In keeping with this belief, we’re proud to announce support for DuckDB: Now you can run pandas and NumPy with DuckDB as a backend! Quack quack!

Why Ponder and DuckDB 🦆?

Ponder lets you run your data science workflows (pandas, NumPy) directly in your database, be it Snowflake, BigQuery, or DuckDB. With Ponder, you get the same Python experience you love, but with the power and scalability of data warehouses. Ponder is particularly focused on the pandas API, since that’s a ubiquitous and essential API for data analysis, data science, and AI, with about a quarter of all developers using it frequently. Learn more about Ponder here.

Try Ponder Today

Run pandas and NumPy on DuckDB within minutes!

Get started

DuckDB is a new database that is proving itself to be a robust choice for single-machine, in-process workloads with lots of exciting features announced practically every week.

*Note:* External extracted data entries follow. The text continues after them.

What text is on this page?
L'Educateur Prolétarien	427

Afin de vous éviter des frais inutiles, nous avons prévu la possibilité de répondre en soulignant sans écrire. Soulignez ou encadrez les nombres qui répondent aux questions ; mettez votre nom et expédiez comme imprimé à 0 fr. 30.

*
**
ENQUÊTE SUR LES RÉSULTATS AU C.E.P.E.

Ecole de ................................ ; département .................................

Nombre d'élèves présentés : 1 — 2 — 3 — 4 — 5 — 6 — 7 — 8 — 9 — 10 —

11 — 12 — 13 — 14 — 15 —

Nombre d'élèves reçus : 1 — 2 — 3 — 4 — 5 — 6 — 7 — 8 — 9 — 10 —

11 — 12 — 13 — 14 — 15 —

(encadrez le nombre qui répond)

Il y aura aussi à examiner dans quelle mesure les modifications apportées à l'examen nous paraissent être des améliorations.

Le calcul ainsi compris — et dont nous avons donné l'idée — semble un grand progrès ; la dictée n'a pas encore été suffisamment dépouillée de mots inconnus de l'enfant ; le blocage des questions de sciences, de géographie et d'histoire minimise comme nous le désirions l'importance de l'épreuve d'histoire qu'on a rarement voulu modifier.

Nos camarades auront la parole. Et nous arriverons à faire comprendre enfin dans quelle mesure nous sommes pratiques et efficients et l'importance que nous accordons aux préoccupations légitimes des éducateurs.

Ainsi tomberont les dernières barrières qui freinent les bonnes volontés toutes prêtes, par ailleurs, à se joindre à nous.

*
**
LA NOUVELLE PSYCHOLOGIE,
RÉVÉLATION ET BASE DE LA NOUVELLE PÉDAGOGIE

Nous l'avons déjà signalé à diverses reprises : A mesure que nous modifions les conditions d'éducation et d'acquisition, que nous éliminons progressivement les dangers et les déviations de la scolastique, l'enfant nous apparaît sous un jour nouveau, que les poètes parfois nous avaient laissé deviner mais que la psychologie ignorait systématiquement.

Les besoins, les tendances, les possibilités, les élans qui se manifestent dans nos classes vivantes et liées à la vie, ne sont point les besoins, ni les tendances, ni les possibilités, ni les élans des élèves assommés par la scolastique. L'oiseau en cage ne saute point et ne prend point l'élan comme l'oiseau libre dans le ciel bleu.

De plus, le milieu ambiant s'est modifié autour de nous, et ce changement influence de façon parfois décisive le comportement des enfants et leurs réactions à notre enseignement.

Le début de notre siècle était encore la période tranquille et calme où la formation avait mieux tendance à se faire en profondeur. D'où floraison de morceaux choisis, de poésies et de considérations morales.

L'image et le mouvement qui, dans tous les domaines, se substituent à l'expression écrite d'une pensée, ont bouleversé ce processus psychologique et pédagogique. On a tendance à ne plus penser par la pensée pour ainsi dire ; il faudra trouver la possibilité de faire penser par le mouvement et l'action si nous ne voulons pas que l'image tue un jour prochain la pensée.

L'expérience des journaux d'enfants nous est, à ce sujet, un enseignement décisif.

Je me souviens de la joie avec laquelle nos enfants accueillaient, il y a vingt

At Ponder we’re all about meeting the users where they are rather than making them come out of their comfort zone. So DuckDB, thanks to its seamless use as a Python library, was an obvious database for us to support the pandas API on.

What can you do with Ponder and DuckDB?

First, let’s import ponder:

import ponder
ponder.init()

If you have a DuckDB file with data – you can connect to it:

import duckdb
duckdb_con = duckdb.connect("PONDER_DEMO.duckdb"))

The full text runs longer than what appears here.